What kind of lies do they tell you?

Can you really trust them?

Do you really want to go out there?

What happens when you do?

Having a good state of concentration inside gives you something to compare things with. But you’ve got to be consciously making the comparisons and seeing the areas where you can focus on things outside in certain ways so that your center is not disturbed by other ways of focusing, i.e., involving greed, anger, delusion, and all the other unskillful mental qualities that knock your center off kilter.

This requires discernment: comparing things, seeing connections, and seeing that if you want certain pleasures, certain problems come in their wake. And you have to be able to gauge: Are they worth the effort?

The effort spent in centering the mind is always well-spent. But it has to be augmented by this ability to discern, to see that you can’t have your cake and eat it, too. There are certain areas where you’ve got to make choices. And primarily the choice is in terms of attitude.

Again, you can still live with the people you love and enjoy their company, but you have to watch out for your attitude, the extent to which you cling to them, the extent to which you feel that your happiness has to depend on them.

So on the one hand, you want to provide the alternative, the sense of well-being that comes from having a centered mind. And at the same time, learn how to use your discernment to see through the lies that the mind tells itself when it says, “I’ve got to have this, that and the other thing outside if I’m going to be happy.” Whether the lies are subtle or really screaming at you, you’ve got to recognize them for what they are. The mind is going to play make-believe.

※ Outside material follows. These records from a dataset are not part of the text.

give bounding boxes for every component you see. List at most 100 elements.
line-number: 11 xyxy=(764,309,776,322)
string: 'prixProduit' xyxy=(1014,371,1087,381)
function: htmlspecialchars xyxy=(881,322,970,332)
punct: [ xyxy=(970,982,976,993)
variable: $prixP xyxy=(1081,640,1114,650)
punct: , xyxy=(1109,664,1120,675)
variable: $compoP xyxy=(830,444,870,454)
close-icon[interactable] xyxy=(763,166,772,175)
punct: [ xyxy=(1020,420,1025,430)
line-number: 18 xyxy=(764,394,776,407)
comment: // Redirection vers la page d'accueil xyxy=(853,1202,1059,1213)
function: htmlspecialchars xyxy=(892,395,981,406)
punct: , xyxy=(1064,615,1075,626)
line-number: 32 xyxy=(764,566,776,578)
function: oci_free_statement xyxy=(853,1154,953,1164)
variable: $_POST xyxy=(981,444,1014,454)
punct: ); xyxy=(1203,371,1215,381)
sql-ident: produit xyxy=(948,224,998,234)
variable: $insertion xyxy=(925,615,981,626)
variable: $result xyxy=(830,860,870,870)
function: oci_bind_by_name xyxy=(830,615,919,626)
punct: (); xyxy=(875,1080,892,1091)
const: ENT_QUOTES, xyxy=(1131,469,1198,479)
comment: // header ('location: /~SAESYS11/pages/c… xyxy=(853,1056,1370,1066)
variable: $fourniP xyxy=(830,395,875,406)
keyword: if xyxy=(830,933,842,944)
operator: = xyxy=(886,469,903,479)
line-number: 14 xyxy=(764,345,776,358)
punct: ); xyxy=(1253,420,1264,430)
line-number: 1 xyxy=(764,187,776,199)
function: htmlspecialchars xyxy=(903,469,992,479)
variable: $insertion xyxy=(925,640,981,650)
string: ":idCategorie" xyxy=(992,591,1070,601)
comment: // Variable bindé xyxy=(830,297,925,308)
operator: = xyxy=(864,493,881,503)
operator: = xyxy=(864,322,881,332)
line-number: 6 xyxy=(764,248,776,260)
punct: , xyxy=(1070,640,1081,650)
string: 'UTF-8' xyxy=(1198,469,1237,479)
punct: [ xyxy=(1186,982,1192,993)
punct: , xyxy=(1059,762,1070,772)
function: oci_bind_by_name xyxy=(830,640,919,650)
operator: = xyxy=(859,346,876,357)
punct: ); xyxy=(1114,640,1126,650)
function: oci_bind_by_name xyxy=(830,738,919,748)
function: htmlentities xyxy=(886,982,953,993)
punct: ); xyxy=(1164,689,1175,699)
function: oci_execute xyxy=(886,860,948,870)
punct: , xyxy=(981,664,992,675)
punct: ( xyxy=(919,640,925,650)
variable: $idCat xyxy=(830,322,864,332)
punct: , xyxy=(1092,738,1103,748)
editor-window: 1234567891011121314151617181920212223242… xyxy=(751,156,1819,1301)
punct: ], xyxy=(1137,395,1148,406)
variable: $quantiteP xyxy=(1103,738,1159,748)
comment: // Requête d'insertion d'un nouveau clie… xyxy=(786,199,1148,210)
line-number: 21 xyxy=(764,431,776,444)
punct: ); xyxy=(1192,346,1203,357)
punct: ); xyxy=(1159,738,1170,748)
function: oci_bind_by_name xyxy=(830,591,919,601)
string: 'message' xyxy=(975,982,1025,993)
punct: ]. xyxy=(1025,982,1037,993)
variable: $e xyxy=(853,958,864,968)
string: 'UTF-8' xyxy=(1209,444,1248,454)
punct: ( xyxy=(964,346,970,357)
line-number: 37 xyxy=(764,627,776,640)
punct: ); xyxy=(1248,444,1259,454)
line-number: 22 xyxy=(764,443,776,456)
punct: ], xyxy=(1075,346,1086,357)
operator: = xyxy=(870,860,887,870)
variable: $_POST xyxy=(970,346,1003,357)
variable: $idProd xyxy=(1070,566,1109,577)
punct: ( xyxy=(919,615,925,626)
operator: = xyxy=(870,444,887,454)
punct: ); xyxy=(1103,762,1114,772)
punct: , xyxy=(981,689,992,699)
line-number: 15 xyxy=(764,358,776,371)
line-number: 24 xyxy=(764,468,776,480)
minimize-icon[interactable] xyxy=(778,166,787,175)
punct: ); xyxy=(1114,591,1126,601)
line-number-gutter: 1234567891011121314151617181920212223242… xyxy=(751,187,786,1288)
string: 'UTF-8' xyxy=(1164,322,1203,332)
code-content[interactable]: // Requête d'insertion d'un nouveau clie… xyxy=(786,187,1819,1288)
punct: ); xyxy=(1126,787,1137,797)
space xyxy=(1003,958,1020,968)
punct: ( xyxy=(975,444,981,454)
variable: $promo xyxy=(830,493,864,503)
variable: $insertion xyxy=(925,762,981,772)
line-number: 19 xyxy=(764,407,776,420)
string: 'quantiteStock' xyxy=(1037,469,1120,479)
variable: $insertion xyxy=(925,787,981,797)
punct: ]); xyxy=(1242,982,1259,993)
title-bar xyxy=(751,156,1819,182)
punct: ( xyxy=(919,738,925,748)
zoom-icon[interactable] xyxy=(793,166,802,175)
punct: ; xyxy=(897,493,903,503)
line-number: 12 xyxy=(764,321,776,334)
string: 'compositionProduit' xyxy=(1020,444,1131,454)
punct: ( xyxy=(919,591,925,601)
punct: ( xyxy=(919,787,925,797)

Like little kids decide they’re going to play doctor and nurse: One kid’s going to be the doctor, the other’s going to be the nurse, and another’s going to be the patient. They know they’re not really doctors, nurses, or patients. But for the time being, they like to pretend.

Well, it’s a habit in the mind that sometimes it forgets that it’s pretending. That’s what you’ve got to watch out for.

This is why the Buddha said that honesty is the basic prerequisite for practicing the Dhamma: not only being honest with other people, but especially being honest with yourself—about what the mind is doing, where it’s trying to base its happiness, and the results it actually gets.

This is why a good solid concentration practice requires both tranquility and insight, because neither without the other can really do the job. If you’ve got all these wonderful insights but there’s no actual sense of pleasure and ease from settling down with the breath, you’re going to stay stuck in sensual pleasures. If you try to deny that, the mind will go sneaking out and finding surreptitious ways of doing it.

If you have the concentration without the insight, it’s simply one other place where the mind can rest for the time being. But then it’s willing to drop that for other things very easily. Or it can lie to itself saying, “Well, I can maintain the concentration and still be involved in greed, anger, and delusion. Nothing goes wrong.” You turn a blind eye to all the damage that those things are doing to the mind.

So it’s necessary that you develop both tranquility and insight, so that you can avoid the dangers of being attached to sensuality, you can avoid the dangers of being attached to the concentration in an unhealthy way—or of being attached to both in an unhealthy way.

It’s the combination of tranquility and insight that really frees the mind from its misunderstandings, frees it from its old eating habits, and provides it with a happiness where there’s no desperation at all, no fear at all, because ultimately the happiness that comes when you break through to the unconditioned can’t be threatened by anything. Nothing can touch it. It’s simply there.

It’s because of this happiness that the Buddha talks about the drawbacks of sensual happiness.

Like the discourse just now, “The eye is burning,” he said, “with the fires of passion, aversion, and delusion, with the fires of birth, aging, illness, and death, sorrow,” and all the rest.

It wasn’t his nature to simply badmouth things. He pointed out the drawbacks of sensuality because he wanted to point you to the fact that there’s something better, something more reliable, a happiness you really can depend on. And that’s the happiness we’re practicing for.